Most of us have one. We don’t even have to think too long before sharing its name, its location and what we like best about it. Some of us even have a favorite table, a particular view from a perfectly placed chair, and of course, a favorite item on a menu. In fact, some of us like that item so much that the proprietors know who we are based on the order we place. And best of all, we associate certain memories with these favorite haunts, the only thing we really can share considering how many of them are gone.
I hadn’t really given this subject much thought until a couple of weeks ago, when my family and I sat down to a farewell dinner at the Silver Dragon, our favorite Chinese restaurant for the past twenty – two years and one that would be closing its doors in three days. My husband and I had frequented this establishment while still dating, sitting side by side as new couples tend to do, delighting in the good food and each other’s company. We even took home one of the paper mats displaying the Chinese zodiac, a souvenir of the dinner date we had so enjoyed. And since we found the restaurant worthy of a return visit, we told our friends and thus began a Friday night ritual, all four of us bonding over sesame chicken and egg fu young, snow white rice and endless noodles. When our children were old enough to appreciate the taste of a new culture, we introduced them to some of our favorite flavors, (conveniently not mentioning the crab meat in the cheese fried wontons until they were old enough not to balk at the unfamiliar), and soon they too would suggest the Silver Dragon for special occasions worthy of celebrating.

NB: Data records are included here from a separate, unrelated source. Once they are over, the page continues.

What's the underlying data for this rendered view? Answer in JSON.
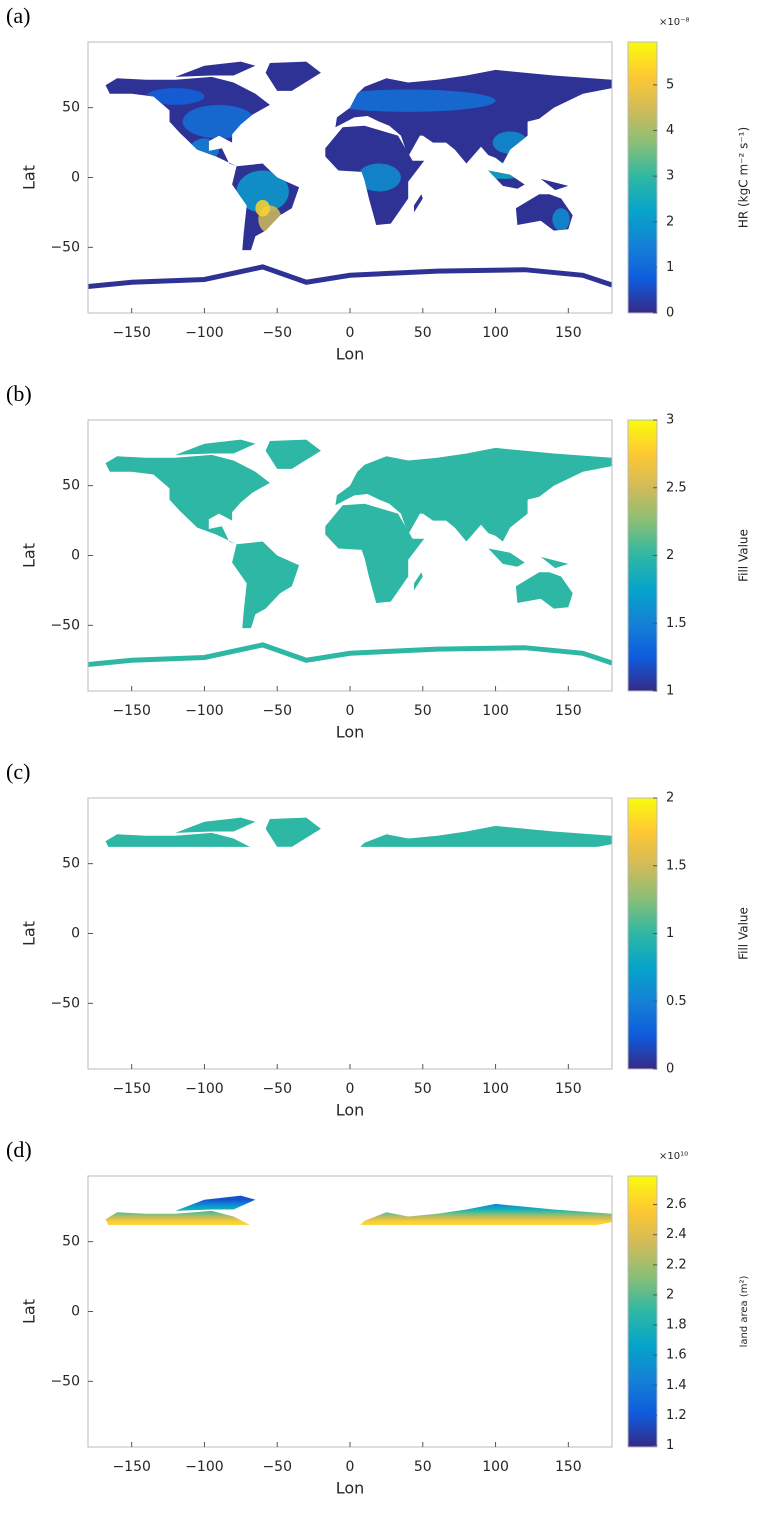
{
  "chart_data": [
    {
      "type": "map",
      "panel_label": "(a)",
      "xlabel": "Lon",
      "ylabel": "Lat",
      "xlim": [
        -180,
        180
      ],
      "ylim": [
        -97,
        97
      ],
      "xticks": [
        {
          "value": -150,
          "label": "−150"
        },
        {
          "value": -100,
          "label": "−100"
        },
        {
          "value": -50,
          "label": "−50"
        },
        0,
        50,
        100,
        150
      ],
      "yticks": [
        {
          "value": -50,
          "label": "−50"
        },
        0,
        50
      ],
      "colorbar": {
        "label": "HR (kgC m⁻² s⁻¹)",
        "clim": [
          0,
          5.94
        ],
        "ticks": [
          0,
          1,
          2,
          3,
          4,
          5
        ],
        "exponent_label": "×10⁻⁸"
      }
    },
    {
      "type": "map",
      "panel_label": "(b)",
      "xlabel": "Lon",
      "ylabel": "Lat",
      "xlim": [
        -180,
        180
      ],
      "ylim": [
        -97,
        97
      ],
      "xticks": [
        {
          "value": -150,
          "label": "−150"
        },
        {
          "value": -100,
          "label": "−100"
        },
        {
          "value": -50,
          "label": "−50"
        },
        0,
        50,
        100,
        150
      ],
      "yticks": [
        {
          "value": -50,
          "label": "−50"
        },
        0,
        50
      ],
      "fill_value": 2,
      "colorbar": {
        "label": "Fill Value",
        "clim": [
          1,
          3
        ],
        "ticks": [
          1,
          1.5,
          2,
          2.5,
          3
        ]
      }
    },
    {
      "type": "map",
      "panel_label": "(c)",
      "xlabel": "Lon",
      "ylabel": "Lat",
      "xlim": [
        -180,
        180
      ],
      "ylim": [
        -97,
        97
      ],
      "xticks": [
        {
          "value": -150,
          "label": "−150"
        },
        {
          "value": -100,
          "label": "−100"
        },
        {
          "value": -50,
          "label": "−50"
        },
        0,
        50,
        100,
        150
      ],
      "yticks": [
        {
          "value": -50,
          "label": "−50"
        },
        0,
        50
      ],
      "fill_value": 1,
      "min_lat": 62,
      "colorbar": {
        "label": "Fill Value",
        "clim": [
          0,
          2
        ],
        "ticks": [
          0,
          0.5,
          1,
          1.5,
          2
        ]
      }
    },
    {
      "type": "map",
      "panel_label": "(d)",
      "xlabel": "Lon",
      "ylabel": "Lat",
      "xlim": [
        -180,
        180
      ],
      "ylim": [
        -97,
        97
      ],
      "xticks": [
        {
          "value": -150,
          "label": "−150"
        },
        {
          "value": -100,
          "label": "−100"
        },
        {
          "value": -50,
          "label": "−50"
        },
        0,
        50,
        100,
        150
      ],
      "yticks": [
        {
          "value": -50,
          "label": "−50"
        },
        0,
        50
      ],
      "min_lat": 62,
      "colorbar": {
        "label": "land area (m²)",
        "clim": [
          0.99,
          2.79
        ],
        "ticks": [
          1,
          1.2,
          1.4,
          1.6,
          1.8,
          2,
          2.2,
          2.4,
          2.6
        ],
        "exponent_label": "×10¹⁰"
      }
    }
  ],
  "colormap": [
    "#352a87",
    "#0f5cdd",
    "#1481d6",
    "#06a4ca",
    "#2eb7a4",
    "#87bf77",
    "#d1bb59",
    "#fec832",
    "#f9fb0e"
  ]
}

As we lingered over the last of the tea, munching on cookies and reading each other’s fortunes, we started listing the many other establishments with which we associated enjoyable experiences, some long before we had known each other. On report card days, my mother used to take my brother and me to La Esperanza, to celebrate our good grades over endless baskets of tortilla chips and my favorite menu item, The Sombrero, a creation at which I marveled before digging in to its many layered goodness. I loved the dim surroundings and the soft-spoken waitresses, the food which was plentiful and exotic to my Israeli palate. When the building in which it was housed was demolished, we tried its other location at the University Mall, but it just wasn’t the same.
If I delve even further into my culinary past, I have to pay homage to Straw Hat Pizza, although I’m not sure what I loved more – the smell of baked dough smothered in cheese or the fact that you could ask an employee for a penny to ride the Charlie Horse, while a Flash Gordon film played on the screen in the background. The place was more amusement park than restaurant and since I couldn’t have been more than six years old, I loved it.

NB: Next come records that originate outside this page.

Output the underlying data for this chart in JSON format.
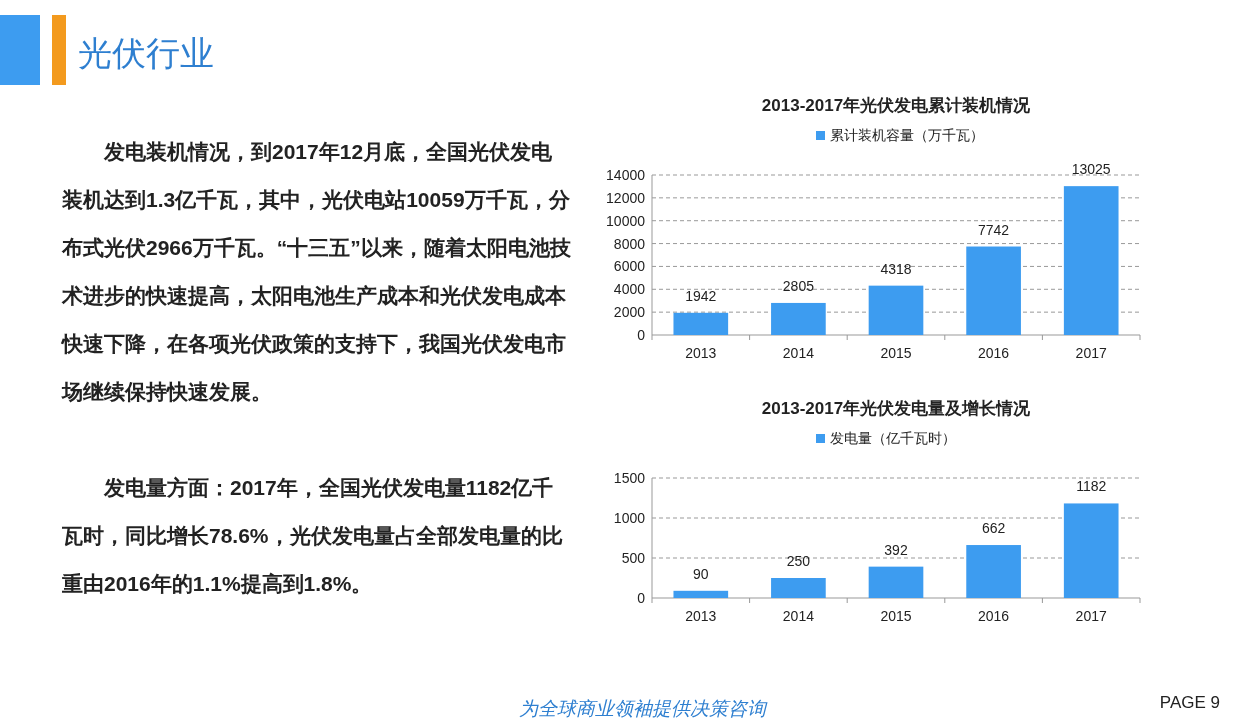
{
  "chart_data": [
    {
      "type": "other",
      "title": "光伏行业",
      "annotations": [
        "发电装机情况，到2017年12月底，全国光伏发电装机达到1.3亿千瓦，其中，光伏电站10059万千瓦，分布式光伏2966万千瓦。“十三五”以来，随着太阳电池技术进步的快速提高，太阳电池生产成本和光伏发电成本快速下降，在各项光伏政策的支持下，我国光伏发电市场继续保持快速发展。",
        "发电量方面：2017年，全国光伏发电量1182亿千瓦时，同比增长78.6%，光伏发电量占全部发电量的比重由2016年的1.1%提高到1.8%。",
        "为全球商业领袖提供决策咨询",
        "PAGE  9"
      ]
    },
    {
      "type": "bar",
      "title": "2013-2017年光伏发电累计装机情况",
      "categories": [
        "2013",
        "2014",
        "2015",
        "2016",
        "2017"
      ],
      "series": [
        {
          "name": "累计装机容量（万千瓦）",
          "color": "#3d9cf0",
          "values": [
            1942,
            2805,
            4318,
            7742,
            13025
          ]
        }
      ],
      "ylim": [
        0,
        14000
      ],
      "yticks": [
        0,
        2000,
        4000,
        6000,
        8000,
        10000,
        12000,
        14000
      ],
      "grid": "y",
      "legend": "top",
      "data_labels": true
    },
    {
      "type": "bar",
      "title": "2013-2017年光伏发电量及增长情况",
      "categories": [
        "2013",
        "2014",
        "2015",
        "2016",
        "2017"
      ],
      "series": [
        {
          "name": "发电量（亿千瓦时）",
          "color": "#3d9cf0",
          "values": [
            90,
            250,
            392,
            662,
            1182
          ]
        }
      ],
      "ylim": [
        0,
        1500
      ],
      "yticks": [
        0,
        500,
        1000,
        1500
      ],
      "grid": "y",
      "legend": "top",
      "data_labels": true
    }
  ]
}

And just a few doors down from that wondrous place, was another establishment which to my foreign eyes, was the embodiment of an old-fashioned American ice-cream parlor. Marvelees was as bright and loud as La Esperanza was dim and subdued. I loved everything about it, from the white, wrought-iron chairs, the mural of a Davis scene on its large wall, to the gleaming chrome of its lengthy counter. Perhaps the memory is made sweeter because it was there that I went on my first date with an American boy who dared to hold my hand as we dipped into chocolate ice-cream sundaes served in tulip shaped glasses. Teenage crushes and sugar. A winning combination.
And speaking of sweet love, it was many years later when the real deal walked through my door and we spent our first date over a cup of coffee at Cafe Tutti, right across from where the Davis police department used to be and is now Bistro 33. I don’t recall anything remarkable about the actual cafe, but I will never forget that cup of coffee and nearly three hours of shy getting to know you conversation with the man who would become my husband. Okay, so I was a cheap date.

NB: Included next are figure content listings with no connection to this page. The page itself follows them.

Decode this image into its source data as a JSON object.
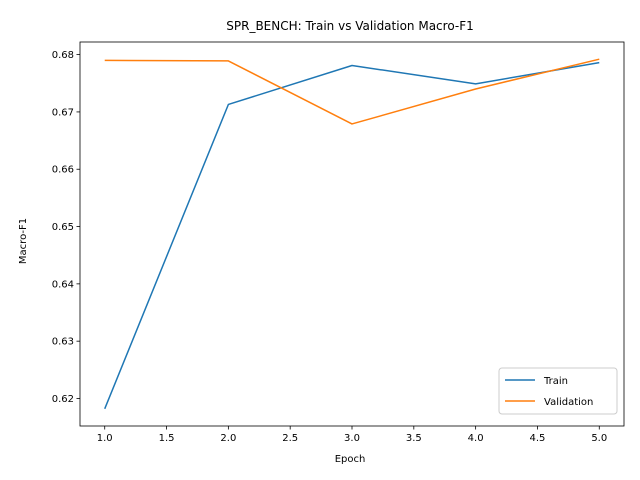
{
  "chart_data": {
    "type": "line",
    "title": "SPR_BENCH: Train vs Validation Macro-F1",
    "xlabel": "Epoch",
    "ylabel": "Macro-F1",
    "x": [
      1,
      2,
      3,
      4,
      5
    ],
    "series": [
      {
        "name": "Train",
        "color": "#1f77b4",
        "values": [
          0.6182,
          0.6713,
          0.6781,
          0.6749,
          0.6786
        ]
      },
      {
        "name": "Validation",
        "color": "#ff7f0e",
        "values": [
          0.679,
          0.6789,
          0.6679,
          0.674,
          0.6792
        ]
      }
    ],
    "xlim": [
      0.8,
      5.2
    ],
    "ylim": [
      0.6152,
      0.6822
    ],
    "xticks": [
      "1.0",
      "1.5",
      "2.0",
      "2.5",
      "3.0",
      "3.5",
      "4.0",
      "4.5",
      "5.0"
    ],
    "yticks": [
      "0.62",
      "0.63",
      "0.64",
      "0.65",
      "0.66",
      "0.67",
      "0.68"
    ],
    "legend_position": "lower-right",
    "grid": false
  }
}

Soga’s, The Blue Mango, The Good Earth, AJ Bumps, Mr. B’s, The Ding How, Colette, even the Dairy Queen, gone. (Ironically, Jack In The Box still stands…). While the offerings at some of these long-gone eateries was certainly worth our patronage, (Max’s amazing lemon crepes at the Crepe Bistro, the Marrakesh’s heavenly Moroccan Tagine, The Farmer’s Wife and its decadent Napoleons), what some of us remember most fondly are the occasions that brought us there and the people with whom we shared them. Whether it was a Fuziotini with my good friend Scott at, where else, Fuzio, or Schnitzel and red cabbage at Little Prague where the tortured looking violinist played lovely melodies in the background; these places fed our appetites and served as memorable backdrops to the chapters of our lives.
April 26, 2015 – Editor Note:
The restaurant, Silver Dragon mentioned in the article above, original decision having changed or been put on hold, has not closed. The restaurant is currently open for business. It appears there is a possible stall in change of ownership. We will update if this changes.
Also of note: Ding How mentioned in the post as having closed, was located downtown. The Ding How located on Covell Blvd. is still open and thriving!